Kota Ezawa is a Japanese-German artist currently based in San Francisco. He is best known for animated videos and light boxes that reinterpret contemporary iconic photographs. Ezawa meticulously recreates, frame-by-frame, animated sequences from television, cinema, and art history using basic digital drawing and animation software. His aesthetic is a highly stylized mixture of Pop Art, Alex Katz, and paint-by-numbers pictures. Ezawa forces us to acknowledge the historic and cultural distance between us and the depicted figures that feature so prominently in America’s public memory. In his 2002 work Simpson Verdict, Ezawa animates the delivery of O.J. Simpson’s verdict using the courtroom footage as source material while keeping the original audio from the footage in place. His stylistic artificiality underscore the manufacturing of the historical spectacle and paradoxically preserve the power of the original events. Ezawa’s ability to wring genuine emotion from the artificial makes clear his allegiance with previous Pop masters like Warhol and Lichtenstein. HIs awards include the 2010 Eureka Fellowship, Fleishhacker Foundation, San Francisco, CA; the 2006 SECA Art Award; and the 2005 Videomaker Award, Bay Area Video Coalition.
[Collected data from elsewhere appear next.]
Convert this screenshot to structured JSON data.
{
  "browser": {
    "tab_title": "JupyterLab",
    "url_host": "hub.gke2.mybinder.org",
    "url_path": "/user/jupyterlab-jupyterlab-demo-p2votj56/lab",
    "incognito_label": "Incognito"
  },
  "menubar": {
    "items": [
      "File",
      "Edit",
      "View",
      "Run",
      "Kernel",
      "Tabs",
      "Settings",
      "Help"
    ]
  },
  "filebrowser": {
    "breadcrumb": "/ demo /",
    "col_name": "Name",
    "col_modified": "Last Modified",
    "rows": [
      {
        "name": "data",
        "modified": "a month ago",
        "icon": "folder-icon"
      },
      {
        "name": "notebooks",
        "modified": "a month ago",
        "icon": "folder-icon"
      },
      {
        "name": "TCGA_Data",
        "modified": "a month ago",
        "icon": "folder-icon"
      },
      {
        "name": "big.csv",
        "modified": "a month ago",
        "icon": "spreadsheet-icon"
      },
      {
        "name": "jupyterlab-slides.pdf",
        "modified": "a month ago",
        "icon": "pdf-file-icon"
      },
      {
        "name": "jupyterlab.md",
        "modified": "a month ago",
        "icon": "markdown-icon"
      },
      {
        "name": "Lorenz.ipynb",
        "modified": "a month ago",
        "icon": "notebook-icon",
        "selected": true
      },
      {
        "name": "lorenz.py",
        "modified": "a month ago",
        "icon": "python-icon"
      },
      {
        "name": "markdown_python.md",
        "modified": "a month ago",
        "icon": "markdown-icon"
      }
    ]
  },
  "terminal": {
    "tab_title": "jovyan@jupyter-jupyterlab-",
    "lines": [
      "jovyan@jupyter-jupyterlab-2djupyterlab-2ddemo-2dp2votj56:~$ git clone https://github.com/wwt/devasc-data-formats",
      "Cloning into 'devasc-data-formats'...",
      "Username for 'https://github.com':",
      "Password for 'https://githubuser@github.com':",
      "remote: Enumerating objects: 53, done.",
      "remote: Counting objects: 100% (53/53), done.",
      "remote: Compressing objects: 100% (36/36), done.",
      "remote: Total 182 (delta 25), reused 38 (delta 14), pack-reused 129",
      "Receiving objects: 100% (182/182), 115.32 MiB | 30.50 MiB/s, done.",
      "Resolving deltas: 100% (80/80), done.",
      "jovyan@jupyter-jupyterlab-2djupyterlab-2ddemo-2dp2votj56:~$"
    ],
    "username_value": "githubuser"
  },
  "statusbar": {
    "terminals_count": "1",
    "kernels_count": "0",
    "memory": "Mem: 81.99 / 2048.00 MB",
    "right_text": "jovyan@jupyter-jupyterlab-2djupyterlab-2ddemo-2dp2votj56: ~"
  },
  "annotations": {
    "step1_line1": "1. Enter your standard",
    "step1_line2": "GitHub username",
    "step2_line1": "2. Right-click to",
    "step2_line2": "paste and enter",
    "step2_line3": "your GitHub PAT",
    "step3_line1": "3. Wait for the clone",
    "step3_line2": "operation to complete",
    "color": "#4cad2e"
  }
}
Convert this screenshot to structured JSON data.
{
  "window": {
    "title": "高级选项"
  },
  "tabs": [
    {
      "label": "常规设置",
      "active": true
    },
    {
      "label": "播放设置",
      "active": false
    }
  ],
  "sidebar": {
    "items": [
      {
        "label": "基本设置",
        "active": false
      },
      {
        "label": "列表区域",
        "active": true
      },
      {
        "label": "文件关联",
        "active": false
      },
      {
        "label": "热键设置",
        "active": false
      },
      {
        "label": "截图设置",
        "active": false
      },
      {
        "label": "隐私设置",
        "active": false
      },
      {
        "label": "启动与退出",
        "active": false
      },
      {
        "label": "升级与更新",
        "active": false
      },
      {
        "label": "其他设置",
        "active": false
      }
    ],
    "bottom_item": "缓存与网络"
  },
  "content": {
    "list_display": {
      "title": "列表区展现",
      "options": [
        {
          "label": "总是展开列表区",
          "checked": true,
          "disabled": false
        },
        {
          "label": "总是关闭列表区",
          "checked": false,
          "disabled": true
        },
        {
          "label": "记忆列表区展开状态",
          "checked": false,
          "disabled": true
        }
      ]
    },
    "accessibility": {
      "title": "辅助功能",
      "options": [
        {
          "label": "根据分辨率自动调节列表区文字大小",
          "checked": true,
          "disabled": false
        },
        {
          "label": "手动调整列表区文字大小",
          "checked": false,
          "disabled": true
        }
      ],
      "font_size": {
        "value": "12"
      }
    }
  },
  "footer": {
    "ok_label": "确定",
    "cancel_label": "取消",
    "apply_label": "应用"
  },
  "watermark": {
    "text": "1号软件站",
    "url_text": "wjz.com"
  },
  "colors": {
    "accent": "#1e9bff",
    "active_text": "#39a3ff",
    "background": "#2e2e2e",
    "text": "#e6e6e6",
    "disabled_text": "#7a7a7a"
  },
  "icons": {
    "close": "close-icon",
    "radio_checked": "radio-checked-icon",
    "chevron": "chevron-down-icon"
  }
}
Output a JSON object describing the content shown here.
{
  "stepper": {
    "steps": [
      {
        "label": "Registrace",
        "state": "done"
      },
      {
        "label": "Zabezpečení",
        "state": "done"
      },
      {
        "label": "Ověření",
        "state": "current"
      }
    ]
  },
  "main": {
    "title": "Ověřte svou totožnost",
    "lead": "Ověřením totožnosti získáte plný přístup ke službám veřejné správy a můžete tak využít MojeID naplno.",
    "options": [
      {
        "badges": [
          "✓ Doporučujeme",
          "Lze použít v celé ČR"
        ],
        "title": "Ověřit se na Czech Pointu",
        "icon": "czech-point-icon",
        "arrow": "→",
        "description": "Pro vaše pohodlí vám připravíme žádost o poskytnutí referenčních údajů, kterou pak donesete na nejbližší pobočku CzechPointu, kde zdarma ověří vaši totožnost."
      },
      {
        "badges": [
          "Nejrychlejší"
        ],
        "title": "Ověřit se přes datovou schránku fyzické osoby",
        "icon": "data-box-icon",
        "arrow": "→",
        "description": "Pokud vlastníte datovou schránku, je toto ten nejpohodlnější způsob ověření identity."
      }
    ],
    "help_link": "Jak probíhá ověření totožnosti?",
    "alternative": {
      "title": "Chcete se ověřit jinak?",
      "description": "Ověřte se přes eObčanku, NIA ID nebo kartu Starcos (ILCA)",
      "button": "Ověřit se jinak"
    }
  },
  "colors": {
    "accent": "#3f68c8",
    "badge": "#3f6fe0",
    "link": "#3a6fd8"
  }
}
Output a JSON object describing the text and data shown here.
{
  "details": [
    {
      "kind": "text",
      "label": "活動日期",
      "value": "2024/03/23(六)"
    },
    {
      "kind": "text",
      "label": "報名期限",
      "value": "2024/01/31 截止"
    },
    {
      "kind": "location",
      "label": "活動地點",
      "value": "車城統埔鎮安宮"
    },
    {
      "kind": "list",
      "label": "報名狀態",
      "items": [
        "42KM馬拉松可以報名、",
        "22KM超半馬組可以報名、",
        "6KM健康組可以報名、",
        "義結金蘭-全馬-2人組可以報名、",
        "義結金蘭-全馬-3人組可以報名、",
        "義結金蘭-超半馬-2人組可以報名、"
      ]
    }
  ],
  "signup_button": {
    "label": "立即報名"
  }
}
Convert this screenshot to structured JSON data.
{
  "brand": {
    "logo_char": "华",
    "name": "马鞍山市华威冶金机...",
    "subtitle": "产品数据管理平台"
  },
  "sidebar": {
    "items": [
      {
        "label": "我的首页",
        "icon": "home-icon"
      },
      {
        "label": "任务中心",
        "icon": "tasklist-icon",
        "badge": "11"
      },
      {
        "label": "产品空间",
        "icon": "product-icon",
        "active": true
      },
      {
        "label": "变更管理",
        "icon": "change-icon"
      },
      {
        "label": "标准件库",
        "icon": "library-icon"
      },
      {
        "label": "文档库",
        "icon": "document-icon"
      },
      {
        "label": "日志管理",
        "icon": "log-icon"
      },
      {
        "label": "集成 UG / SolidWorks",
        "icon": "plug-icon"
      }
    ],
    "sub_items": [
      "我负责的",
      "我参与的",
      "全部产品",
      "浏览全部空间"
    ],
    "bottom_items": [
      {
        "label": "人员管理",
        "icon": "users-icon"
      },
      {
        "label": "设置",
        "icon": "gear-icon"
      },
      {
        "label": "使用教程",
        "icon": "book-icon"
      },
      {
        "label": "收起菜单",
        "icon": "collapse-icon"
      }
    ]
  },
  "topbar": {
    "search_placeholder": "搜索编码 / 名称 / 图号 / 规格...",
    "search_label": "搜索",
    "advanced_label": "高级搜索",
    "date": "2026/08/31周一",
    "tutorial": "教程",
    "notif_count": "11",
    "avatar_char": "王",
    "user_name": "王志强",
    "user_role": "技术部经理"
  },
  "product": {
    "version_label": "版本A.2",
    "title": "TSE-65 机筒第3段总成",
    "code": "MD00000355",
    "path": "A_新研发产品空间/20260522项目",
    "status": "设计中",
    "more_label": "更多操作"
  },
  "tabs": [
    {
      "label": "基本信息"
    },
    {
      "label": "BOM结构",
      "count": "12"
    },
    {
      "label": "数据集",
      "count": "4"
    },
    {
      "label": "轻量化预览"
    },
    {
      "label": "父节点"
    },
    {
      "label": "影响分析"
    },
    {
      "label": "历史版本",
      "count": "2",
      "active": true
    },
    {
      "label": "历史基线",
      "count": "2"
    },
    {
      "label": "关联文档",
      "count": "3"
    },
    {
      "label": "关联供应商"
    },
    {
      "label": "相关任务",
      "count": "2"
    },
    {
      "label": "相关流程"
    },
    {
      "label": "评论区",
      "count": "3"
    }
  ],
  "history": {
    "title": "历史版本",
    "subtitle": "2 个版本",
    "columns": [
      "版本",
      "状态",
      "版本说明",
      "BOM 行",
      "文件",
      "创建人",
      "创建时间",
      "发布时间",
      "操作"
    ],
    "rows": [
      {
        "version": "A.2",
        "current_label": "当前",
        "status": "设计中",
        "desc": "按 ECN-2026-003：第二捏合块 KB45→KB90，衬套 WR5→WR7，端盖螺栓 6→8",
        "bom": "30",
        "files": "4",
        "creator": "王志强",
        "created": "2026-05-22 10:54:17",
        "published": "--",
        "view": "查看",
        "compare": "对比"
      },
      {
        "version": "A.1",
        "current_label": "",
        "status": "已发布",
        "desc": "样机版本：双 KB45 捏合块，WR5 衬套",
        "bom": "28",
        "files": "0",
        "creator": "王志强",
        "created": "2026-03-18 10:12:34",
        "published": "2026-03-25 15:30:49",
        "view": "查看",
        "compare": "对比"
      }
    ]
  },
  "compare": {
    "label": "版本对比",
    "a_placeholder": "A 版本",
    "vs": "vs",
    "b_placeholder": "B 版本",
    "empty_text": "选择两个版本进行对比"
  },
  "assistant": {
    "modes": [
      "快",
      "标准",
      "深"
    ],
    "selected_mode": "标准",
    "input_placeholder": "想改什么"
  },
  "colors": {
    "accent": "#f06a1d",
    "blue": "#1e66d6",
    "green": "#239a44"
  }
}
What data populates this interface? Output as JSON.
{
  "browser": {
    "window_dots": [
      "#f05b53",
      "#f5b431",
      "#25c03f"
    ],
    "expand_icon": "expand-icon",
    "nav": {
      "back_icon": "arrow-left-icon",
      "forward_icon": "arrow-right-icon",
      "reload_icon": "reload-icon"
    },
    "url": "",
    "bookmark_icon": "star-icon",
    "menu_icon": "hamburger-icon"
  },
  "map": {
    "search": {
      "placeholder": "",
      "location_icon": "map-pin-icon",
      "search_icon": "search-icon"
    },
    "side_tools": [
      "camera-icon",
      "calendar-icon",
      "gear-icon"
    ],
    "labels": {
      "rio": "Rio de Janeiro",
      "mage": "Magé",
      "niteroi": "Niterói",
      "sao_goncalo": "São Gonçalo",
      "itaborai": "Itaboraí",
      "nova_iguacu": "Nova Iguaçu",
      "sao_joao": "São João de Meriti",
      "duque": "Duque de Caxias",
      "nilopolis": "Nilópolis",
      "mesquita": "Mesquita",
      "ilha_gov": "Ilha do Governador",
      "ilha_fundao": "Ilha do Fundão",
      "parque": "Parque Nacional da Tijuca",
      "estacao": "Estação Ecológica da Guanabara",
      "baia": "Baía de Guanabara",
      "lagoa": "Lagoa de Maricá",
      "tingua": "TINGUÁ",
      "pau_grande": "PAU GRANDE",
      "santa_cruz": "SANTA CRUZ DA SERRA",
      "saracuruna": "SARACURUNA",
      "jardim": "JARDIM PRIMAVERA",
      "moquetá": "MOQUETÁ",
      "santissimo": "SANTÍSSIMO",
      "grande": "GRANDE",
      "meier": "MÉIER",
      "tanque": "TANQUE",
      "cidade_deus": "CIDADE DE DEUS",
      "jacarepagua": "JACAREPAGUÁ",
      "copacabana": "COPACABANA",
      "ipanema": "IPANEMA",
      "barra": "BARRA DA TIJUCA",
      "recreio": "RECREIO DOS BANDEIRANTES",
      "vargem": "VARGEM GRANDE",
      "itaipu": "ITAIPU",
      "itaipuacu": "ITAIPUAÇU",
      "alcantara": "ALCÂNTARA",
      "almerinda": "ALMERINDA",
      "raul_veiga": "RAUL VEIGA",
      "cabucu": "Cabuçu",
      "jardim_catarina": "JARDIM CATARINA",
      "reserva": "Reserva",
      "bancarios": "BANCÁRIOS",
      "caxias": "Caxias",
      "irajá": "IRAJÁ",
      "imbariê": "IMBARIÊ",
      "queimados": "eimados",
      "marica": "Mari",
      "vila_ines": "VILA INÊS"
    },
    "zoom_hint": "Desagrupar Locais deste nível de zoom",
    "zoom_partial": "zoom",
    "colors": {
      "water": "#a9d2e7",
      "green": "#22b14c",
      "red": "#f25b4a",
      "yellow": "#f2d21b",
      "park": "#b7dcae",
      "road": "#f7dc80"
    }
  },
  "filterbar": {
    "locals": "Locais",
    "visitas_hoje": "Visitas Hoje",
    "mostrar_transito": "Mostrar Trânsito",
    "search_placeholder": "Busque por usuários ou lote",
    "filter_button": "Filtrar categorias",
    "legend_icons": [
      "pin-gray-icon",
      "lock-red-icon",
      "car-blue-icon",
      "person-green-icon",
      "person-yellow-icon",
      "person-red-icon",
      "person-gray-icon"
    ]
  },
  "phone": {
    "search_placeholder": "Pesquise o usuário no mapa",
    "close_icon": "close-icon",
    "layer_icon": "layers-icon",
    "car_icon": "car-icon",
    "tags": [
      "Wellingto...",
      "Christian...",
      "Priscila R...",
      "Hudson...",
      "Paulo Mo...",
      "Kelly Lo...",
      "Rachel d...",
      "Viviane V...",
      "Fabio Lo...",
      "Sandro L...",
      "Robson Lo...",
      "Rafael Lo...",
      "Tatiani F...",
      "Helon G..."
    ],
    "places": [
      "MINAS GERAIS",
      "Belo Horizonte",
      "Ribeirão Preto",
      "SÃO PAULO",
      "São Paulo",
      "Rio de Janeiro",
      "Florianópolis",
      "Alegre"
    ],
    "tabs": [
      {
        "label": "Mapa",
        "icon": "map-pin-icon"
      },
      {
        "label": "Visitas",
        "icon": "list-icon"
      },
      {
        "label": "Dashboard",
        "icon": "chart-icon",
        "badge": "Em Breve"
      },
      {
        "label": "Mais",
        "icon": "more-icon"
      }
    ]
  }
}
John Jota Leaños is a social art practitioner who utilizes all and any media to engage in diverse cultural arenas through strategic revealing, tactical disruption, and symbolic wagon burning, His practice includes a range of new media, public art, installation, and performance focusing on the convergence of memory, social space and decolonization. Originally from Pomona, California he identifies as part of the mainly hybrid tribe of Mexitaliano Xicangringo Güeros called “Los Mixtupos” (mixt-up-oz). Leaños' work has been shown at the Sundance 06 Film Festival, the 2002 Whitney Biennial in New York, the San Francisco Museum of Modern Art, Museum of Contemporary Art in Los Angeles, and Massachusetts Institute of Technology. Leaños is a Creative Capital Foundation Grantee and has been an artist in residence at the University of California, Santa Barbara in the Center for Chicano Studies (2006), Carnegie Mellon University in the Center for Arts in Society (2003), and the Headlands Center for the Arts (2007). Leaños is currently an Assistant Professor of Social Practices and Community Arts at the California College of the Arts.